Les deux sujets qu’évitent soigneusement les détracteurs d’internet sont donc Wikipedia et le logiciel libre. La raison : ils sont la preuve irréfutable que des projets complexes apportant une plus value considérable dans l’économie de la connaissance peuvent être menés à bien par des équipes distribuées, bénévoles, hyper-motivées, avec une hiérarchie minimale et une structure réticulaire.

Dans l’économie réelle, un bien a d’autant moins de valeur qu’il est partagé par un grand nombre. Dans l’économie de la connaissance c’est l’inverse. Plus une information, une image, une musique, un document sera partagé et plus il aura de la valeur (Serge Soudoplatoff).

Problèmes de l’entreprise en silos


Dans l’entreprise en silos les managers passent 20% de leur temps à chercher des informations et la moitié des informations retournées n’a pas de valeur (etude Accenture sur 1000 managers).
Morceaux choisis de ce très bon article.

Seulement 44% des employés trouvent ce qu’ils cherchent sur leur intranet.

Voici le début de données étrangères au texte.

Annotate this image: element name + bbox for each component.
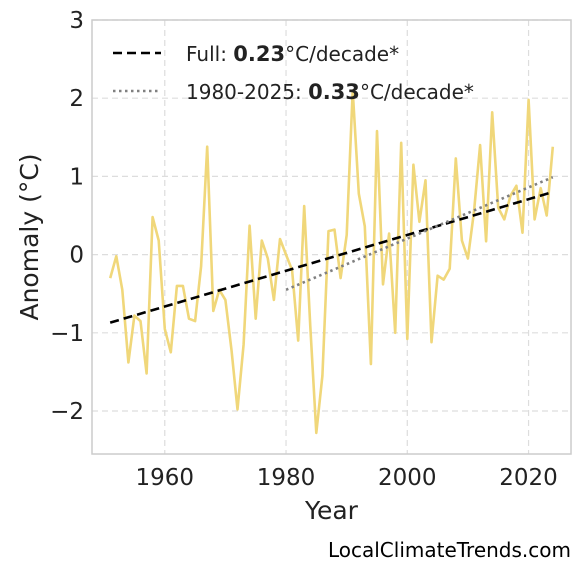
grid-lines xyxy=(92,19,571,454)
y-tick-label: 2 xyxy=(69,86,84,112)
y-axis-label: Anomaly (°C) xyxy=(15,153,44,320)
y-tick-label: 3 xyxy=(69,8,84,34)
x-axis-label: Year xyxy=(304,496,359,525)
x-tick-label: 2020 xyxy=(499,465,558,491)
legend-full-suffix: °C/decade* xyxy=(285,42,399,66)
watermark-text: LocalClimateTrends.com xyxy=(327,538,571,562)
x-tick-label: 1980 xyxy=(257,465,316,491)
tick-labels: 1960 1980 2000 2020 −2 −1 0 1 2 3 xyxy=(50,8,558,491)
y-tick-label: −2 xyxy=(50,399,84,425)
legend-recent-rate: 0.33 xyxy=(308,80,360,104)
data-series xyxy=(108,89,555,435)
anomaly-series-line xyxy=(108,89,555,435)
trend-line-recent xyxy=(285,175,554,291)
legend-label-recent: 1980-2025: 0.33°C/decade* xyxy=(186,80,474,104)
x-tick-label: 1960 xyxy=(135,465,194,491)
legend-full-rate: 0.23 xyxy=(233,42,285,66)
legend: Full: 0.23°C/decade* 1980-2025: 0.33°C/d… xyxy=(113,42,474,104)
plot-frame xyxy=(91,19,572,455)
legend-full-prefix: Full: xyxy=(186,42,233,66)
y-tick-label: 0 xyxy=(69,243,84,269)
legend-label-full: Full: 0.23°C/decade* xyxy=(186,42,399,66)
trend-line-full xyxy=(109,190,554,324)
y-tick-label: 1 xyxy=(69,164,84,190)
legend-recent-prefix: 1980-2025: xyxy=(186,80,308,104)
legend-recent-suffix: °C/decade* xyxy=(360,80,474,104)
y-tick-label: −1 xyxy=(50,321,84,347)
x-tick-label: 2000 xyxy=(378,465,437,491)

L’employé moyen d’Intel passe une journée par semaine à chercher de l’information ou de l’expertise (Laurie Buczek, responsable du projet Social Networks à Intel – 2008).

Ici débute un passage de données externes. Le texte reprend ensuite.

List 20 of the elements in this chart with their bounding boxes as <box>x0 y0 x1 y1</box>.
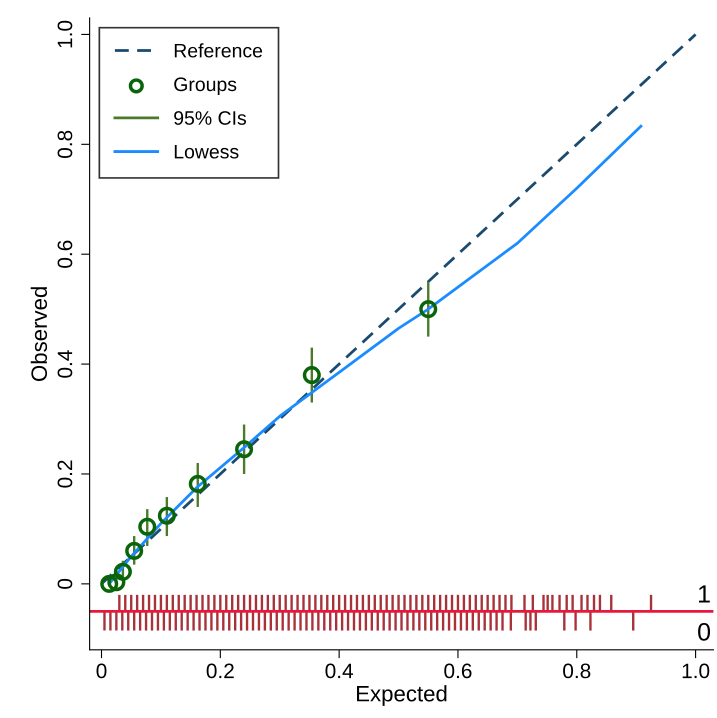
y-tick-label: 1.0 <box>58 20 72 48</box>
x-tick-label: 0.8 <box>563 664 590 678</box>
legend-label: Reference <box>174 43 262 58</box>
x-tick-label: 0 <box>96 664 106 678</box>
x-tick-label: 1.0 <box>682 664 710 678</box>
y-tick-label: 0.4 <box>58 350 72 378</box>
y-tick-label: 0.6 <box>58 240 72 268</box>
x-axis-title: Expected <box>357 685 446 706</box>
y-tick-label: 0.2 <box>58 460 72 488</box>
y-tick-label: 0 <box>58 578 72 589</box>
y-tick-label: 0.8 <box>58 130 72 158</box>
x-tick-label: 0.4 <box>325 664 354 678</box>
legend-label: 95% CIs <box>174 111 246 125</box>
y-axis-title: Observed <box>30 287 48 381</box>
legend-label: Groups <box>174 77 236 96</box>
x-tick-label: 0.2 <box>206 664 234 678</box>
annotation: 1 <box>699 585 710 603</box>
x-tick-label: 0.6 <box>444 664 472 678</box>
annotation: 0 <box>698 623 710 641</box>
legend-label: Lowess <box>174 144 238 159</box>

Entre le quart et la moitié des travailleurs de la connaissance sont engagés dans une collaboration tacite (i.e une information qui n’est pas capturée dans les systèmes d’information et donc, non recherchable).

En d’autres termes, le travailleur de la connaissance doit travailler à partir d’une matière première (l’information) qui est pour partie insaisissable.

De l’entreprise en silos à l’entreprise en réseaux

Avec Google on trouve une information pertinente en 600ms. Dans 86% de cas on y trouve ce qu’on y cherche.

Avec Twitter je peux localiser et solliciter les meilleurs experts sur un sujet donné en quelques heures.

Voilà la cible de l’entreprise en réseaux. Celle-ci a intégrée les postulats de l’économie de la connaissance. Sa structure en réseaux lui permet une immersion naturelle dans l’économie de la connaissance elle aussi articulée autour de réseaux. Cette entreprise 2.0 présente de nombreuses propriétés : elle est fluide et interconnectée, transparente, collaborative, encourage une dynamique de la subsidiarité, fonctionne sur des principes simples et clairs, appliqués par une direction accessible et soucieuse d’exemplarité.